Greedy Algorithms Rules:

  • Always pick the best choice at any step.
  • Works on the assumption that by picking a local optimum solution at each step we will reach a global optimum.
  • The greedy algorithm never reconsiders its choices.

Components of greedy algorithm

  • Candidate Set: A solution that is created from the set is known as a candidate set.
  • Solution Function: This function is used to choose the candidate or subset which can be added in the solution.
  • Feasibility Function: A function that is used to determine whether the candidate or subset can be used to contribute to the solution or not.
  • Objective Function: A function is used to assign the value to the solution or the partial solution.
  • Objective Function: A function is ued to assign the value to the solution or the partial solution.
  • Solution Function: This function is used to intimate whether the complete function has been reached or not.

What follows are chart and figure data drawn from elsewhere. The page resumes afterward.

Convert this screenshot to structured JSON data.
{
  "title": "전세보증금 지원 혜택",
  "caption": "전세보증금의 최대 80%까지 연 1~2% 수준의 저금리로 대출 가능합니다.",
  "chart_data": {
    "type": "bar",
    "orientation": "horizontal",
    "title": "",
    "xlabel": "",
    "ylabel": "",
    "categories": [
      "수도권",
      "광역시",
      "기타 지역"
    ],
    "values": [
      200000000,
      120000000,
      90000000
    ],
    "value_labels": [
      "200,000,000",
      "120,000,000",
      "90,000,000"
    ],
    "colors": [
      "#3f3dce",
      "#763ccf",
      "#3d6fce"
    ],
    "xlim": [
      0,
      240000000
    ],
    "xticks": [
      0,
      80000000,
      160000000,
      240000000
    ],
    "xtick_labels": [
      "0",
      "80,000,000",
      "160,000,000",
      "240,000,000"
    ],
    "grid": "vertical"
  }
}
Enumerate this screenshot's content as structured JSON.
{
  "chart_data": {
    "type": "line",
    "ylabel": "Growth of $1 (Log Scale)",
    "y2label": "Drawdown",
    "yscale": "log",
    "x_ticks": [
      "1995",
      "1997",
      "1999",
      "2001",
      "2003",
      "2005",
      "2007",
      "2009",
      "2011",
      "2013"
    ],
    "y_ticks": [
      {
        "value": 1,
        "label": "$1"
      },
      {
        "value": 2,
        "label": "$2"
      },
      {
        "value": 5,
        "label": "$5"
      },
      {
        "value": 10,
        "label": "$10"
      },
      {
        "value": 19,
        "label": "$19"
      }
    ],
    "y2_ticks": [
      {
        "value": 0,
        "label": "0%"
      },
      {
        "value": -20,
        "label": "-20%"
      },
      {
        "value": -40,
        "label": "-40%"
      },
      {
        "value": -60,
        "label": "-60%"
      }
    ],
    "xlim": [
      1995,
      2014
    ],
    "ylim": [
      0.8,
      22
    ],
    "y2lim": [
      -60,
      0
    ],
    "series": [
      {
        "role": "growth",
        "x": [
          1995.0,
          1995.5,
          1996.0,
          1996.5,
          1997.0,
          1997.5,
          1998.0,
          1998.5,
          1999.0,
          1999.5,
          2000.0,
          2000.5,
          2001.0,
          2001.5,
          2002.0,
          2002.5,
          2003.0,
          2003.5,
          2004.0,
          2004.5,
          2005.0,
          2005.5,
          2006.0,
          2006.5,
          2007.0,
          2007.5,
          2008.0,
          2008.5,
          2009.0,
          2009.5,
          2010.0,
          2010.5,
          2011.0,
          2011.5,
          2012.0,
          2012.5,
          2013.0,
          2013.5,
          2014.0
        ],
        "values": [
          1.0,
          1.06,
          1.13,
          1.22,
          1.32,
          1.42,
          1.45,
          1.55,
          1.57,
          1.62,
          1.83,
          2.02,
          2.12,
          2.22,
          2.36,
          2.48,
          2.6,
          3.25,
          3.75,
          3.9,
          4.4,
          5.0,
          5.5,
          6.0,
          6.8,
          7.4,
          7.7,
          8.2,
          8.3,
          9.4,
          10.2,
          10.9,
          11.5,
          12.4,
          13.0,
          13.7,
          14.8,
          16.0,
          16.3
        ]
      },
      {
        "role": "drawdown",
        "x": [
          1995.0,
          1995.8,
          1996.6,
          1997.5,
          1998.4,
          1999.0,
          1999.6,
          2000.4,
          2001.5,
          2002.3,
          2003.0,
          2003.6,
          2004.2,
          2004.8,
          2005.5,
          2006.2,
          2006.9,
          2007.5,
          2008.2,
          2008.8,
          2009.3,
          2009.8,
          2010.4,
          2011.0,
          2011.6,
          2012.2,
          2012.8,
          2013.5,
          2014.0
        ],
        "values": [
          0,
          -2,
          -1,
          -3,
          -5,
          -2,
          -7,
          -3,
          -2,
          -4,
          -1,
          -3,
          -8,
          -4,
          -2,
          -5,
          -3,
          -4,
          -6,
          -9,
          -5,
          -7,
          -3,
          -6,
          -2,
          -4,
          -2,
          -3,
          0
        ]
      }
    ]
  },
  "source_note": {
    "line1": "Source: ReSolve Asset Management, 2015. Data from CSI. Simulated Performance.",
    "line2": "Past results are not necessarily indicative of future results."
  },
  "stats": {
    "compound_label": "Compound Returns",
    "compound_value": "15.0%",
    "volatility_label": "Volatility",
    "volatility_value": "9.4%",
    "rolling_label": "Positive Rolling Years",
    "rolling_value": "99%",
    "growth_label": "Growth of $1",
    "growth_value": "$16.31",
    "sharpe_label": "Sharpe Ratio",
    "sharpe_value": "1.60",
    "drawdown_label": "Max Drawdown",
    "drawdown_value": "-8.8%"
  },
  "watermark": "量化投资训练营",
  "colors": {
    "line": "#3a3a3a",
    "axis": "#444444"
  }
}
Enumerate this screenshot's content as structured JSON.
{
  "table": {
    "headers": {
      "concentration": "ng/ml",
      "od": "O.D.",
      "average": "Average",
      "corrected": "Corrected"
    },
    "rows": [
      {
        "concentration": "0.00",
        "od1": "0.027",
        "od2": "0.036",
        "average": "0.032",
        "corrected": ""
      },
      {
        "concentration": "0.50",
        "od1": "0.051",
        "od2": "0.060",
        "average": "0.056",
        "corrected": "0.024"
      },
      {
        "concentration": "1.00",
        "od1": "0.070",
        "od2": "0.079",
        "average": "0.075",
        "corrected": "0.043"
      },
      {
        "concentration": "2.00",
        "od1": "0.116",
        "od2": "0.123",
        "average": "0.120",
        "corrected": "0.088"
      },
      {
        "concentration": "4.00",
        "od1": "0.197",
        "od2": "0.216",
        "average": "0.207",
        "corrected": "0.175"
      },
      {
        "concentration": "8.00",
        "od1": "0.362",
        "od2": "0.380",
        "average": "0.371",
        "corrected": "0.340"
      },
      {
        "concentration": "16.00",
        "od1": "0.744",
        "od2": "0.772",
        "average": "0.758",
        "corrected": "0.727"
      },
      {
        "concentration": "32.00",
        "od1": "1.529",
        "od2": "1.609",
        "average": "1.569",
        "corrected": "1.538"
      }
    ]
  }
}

Applications of Greedy Algorithm

  • It is used in finding the shortest path.
  • It is used to find the minimum spanning tree using the prim's algorithms or the Kruskal's algorithm.
  • It is used in a job sequencing with a deadline.
  • This algorithms is also used to solve the fractional knapsack problem.

Example

Suppose there is a problem P. I want to travel from A to Be shown as below: P: A --> B The problem is that we have to travel this journey from A to B. There are various solutions to go from A to B We can go from A to B by walk, car, bike, train, airplane, etc. There is a constraint in the journey that we have to travel journey within 12 hours. If I go only by train or airplane, then, I can cover this distance within 12 hours. There are many solutions to this problem but here are only two solution that satisfy the constraint.

If we say that we have to cover the journey at the minimum const. This means that we have to travel this distance as minimum as possible, so this problem is known as minimization problem. Till now, we have two feasible solutions, i.e., one using the train, and the other using the air. Since traveling by train will lead to the minimum cost so it is an optimal solution. An optimal solution is also the feasible solution, but providing the best result, so that solution is the optimal solution with the minimum const. There would be only one optimal solution.